Heute ist Karsamstag und der Tag hat für mich die Farbe grau. Denn schwarz, das war gestern, Karfreitag, der Tag, an dem Jesus gekreuzigt worden ist. Heute, am Karsamstag, da ist das Schlimmste vorbei. Aber jetzt heißt es, die Leere ertragen.
Ein Gefühl der Leere und Hoffnungslosigkeit hat sich auch damals unter den Jüngern und Jüngerinnen ausgebreitet. Die einen verkriechen sich vor Schreck in ihren Häusern. Andere laufen traurig davon. Und wieder andere weichen nicht von Jesus; auch nicht, als er tot ist.
Die Bibel erzählt:
Noch in der Nacht seines Todes wird Jesus in einer Gruft beigesetzt. Joseph von Arimathäa, ein angesehener Bürger, hat die Behörden um seinen Leichnam gebeten; denn er will ihn begraben.

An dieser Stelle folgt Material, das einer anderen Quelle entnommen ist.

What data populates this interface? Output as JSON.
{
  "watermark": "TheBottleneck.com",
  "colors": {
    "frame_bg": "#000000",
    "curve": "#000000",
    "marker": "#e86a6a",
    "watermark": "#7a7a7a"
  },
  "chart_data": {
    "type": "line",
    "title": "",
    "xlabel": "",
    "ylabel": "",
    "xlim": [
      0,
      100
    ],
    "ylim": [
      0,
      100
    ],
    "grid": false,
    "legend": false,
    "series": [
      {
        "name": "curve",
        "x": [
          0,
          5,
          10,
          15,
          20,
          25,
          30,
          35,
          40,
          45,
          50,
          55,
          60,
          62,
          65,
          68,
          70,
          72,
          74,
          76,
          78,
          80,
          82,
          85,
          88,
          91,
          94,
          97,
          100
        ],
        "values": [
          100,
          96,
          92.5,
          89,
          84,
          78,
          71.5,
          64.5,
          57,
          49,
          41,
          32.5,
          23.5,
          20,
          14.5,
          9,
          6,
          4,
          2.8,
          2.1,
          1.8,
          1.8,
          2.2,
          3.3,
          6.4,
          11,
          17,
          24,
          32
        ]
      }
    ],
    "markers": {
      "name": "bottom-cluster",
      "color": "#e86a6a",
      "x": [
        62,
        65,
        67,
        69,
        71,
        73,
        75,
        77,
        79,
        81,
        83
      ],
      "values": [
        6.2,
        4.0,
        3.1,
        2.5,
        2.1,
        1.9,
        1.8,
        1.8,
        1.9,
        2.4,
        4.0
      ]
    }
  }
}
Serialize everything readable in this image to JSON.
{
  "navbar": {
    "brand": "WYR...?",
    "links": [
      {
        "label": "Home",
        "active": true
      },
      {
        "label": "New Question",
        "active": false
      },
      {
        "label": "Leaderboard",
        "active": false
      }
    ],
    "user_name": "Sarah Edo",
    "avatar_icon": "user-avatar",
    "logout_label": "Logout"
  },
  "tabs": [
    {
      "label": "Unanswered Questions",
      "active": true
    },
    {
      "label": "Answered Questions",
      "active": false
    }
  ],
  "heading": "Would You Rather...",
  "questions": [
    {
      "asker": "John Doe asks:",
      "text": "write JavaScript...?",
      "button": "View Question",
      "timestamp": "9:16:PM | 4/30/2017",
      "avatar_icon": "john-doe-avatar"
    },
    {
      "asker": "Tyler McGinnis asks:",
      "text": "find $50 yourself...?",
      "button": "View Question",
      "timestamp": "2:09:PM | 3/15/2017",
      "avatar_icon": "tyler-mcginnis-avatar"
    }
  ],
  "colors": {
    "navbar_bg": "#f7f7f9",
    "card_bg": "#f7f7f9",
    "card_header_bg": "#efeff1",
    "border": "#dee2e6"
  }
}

Das war ganz schön mutig, denn Jesus war ja als Unruhestifter getötet worden.
Und wer mit so einem sympathisiert - klar, der macht sich verdächtig. Doch die Behörden überlassen ihm einfach den Leichnam.
Joseph besitzt eine eigene Grabstätte. Dorthin bringt er Jesus; dort soll er ruhen. Er wickelt ihn in ein Leinentuch und legt ihn in die Gruft. Dann wälzt er einen großen Stein davor und geht. - Was er tun konnte, hat er getan: nun hat Jesus wenigstens einen letzten Ruheplatz.
Im Mathäusevangelium heißt es: „Es waren aber dort Maria aus Magdala und die andere Maria, die saßen dem Grabe gegenüber."
Die sind dem Joseph also gefolgt und haben alles mit angesehen. Erstaunlich. Die Frauen bleiben. Halten das aus. Ohne zu wissen, wie es weitergeht.
Ich glaube, ich wäre eher weggelaufen, so wie die anderen Jünger.
Aber die beiden, Maria aus Magdala und die andere Maria, die verharren.
Weil das der Ort ihrer Trauer ist. Hier sind sie dem Toten ganz nah.
Und sie tun das, was das Richtige für sie ist: Sitzen und schweigen.
Wie lange sie wohl so dasitzen? Ich stelle mir vor, die ganze Nacht. Bis zur Morgendämmerung, eins geworden mit dem Grau. Das Herz randvoll und doch auf seltsame Weise furchtlos.